She was returned to her family in Little Grand Rapids, an isolated reserve on the east side of Lake Winnipeg, at least 17 times, "depending upon the alcohol or domestic abuse problems [her parents] were facing," the report says.
Owen a 'typical' exploited teen
People who worked with Owen suspected she had been sexually abused. She had abused solvents and was considered a "high-risk" placement; her behaviour was often described as aggressive, violent or out-of-control, leading to difficulties placing her in the child-welfare system.
The report makes 28 recommendations, many of them aimed at improving the lives of wards of the child-welfare system, noting that Tracia was, "in some ways the 'typical' young person caught up in the drug culture and being sexually exploited — hoping her problems would all go away."
Several recommendations call for protocol and policy changes and more staff training for the Southern Authority, Southeast Child and Family Services and/or local child care committees.
Public must be more aware of abuse
Other recommendations urge police, child-welfare workers, justice officials, community groups, aboriginal groups and government agencies to create a strategy to attack the "horrific" sexual exploitation and drug abuse in children that is "too common" in Winnipeg.

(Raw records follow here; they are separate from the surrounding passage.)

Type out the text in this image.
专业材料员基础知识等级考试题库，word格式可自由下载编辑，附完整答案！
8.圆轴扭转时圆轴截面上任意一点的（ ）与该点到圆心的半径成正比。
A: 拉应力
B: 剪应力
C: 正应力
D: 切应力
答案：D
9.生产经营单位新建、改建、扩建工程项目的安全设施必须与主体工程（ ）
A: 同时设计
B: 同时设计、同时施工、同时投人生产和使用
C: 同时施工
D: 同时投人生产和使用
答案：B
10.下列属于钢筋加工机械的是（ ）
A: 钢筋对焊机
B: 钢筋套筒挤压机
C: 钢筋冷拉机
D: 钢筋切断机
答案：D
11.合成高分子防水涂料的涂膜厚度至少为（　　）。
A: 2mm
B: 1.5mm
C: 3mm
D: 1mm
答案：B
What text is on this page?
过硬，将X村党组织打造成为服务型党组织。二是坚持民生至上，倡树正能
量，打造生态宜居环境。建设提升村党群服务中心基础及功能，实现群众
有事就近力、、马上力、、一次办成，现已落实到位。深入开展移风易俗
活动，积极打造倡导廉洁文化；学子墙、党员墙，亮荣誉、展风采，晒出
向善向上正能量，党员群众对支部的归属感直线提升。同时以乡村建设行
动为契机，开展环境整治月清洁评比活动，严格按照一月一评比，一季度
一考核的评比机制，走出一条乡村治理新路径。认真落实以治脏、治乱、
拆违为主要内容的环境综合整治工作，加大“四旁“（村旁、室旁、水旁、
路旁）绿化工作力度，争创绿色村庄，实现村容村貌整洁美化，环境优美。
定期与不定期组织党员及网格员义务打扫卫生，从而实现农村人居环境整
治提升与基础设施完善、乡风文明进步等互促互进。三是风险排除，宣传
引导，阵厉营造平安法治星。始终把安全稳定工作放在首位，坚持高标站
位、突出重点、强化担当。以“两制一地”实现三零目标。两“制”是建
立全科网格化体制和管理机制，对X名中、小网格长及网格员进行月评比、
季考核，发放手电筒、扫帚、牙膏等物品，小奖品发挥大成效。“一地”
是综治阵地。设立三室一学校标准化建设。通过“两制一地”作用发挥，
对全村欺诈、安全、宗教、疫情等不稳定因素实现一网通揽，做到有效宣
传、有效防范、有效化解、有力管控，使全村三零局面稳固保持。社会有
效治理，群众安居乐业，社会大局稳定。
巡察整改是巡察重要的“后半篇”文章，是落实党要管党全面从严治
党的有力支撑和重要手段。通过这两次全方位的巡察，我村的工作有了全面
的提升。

"There is no doubt that more needs to be done when we hear that 400 children a year are being exploited in the visible sex trade and even more in the invisible sex trade," Judge John Guy said in the report. "In some way public awareness must be raised so the public accepts the fact that sexual exploitation of addicted youth is child abuse, is unacceptable and must be combated strenuously."
"[It's] something that any parent of a child in that age category would find unacceptable," Guy wrote. "This must change."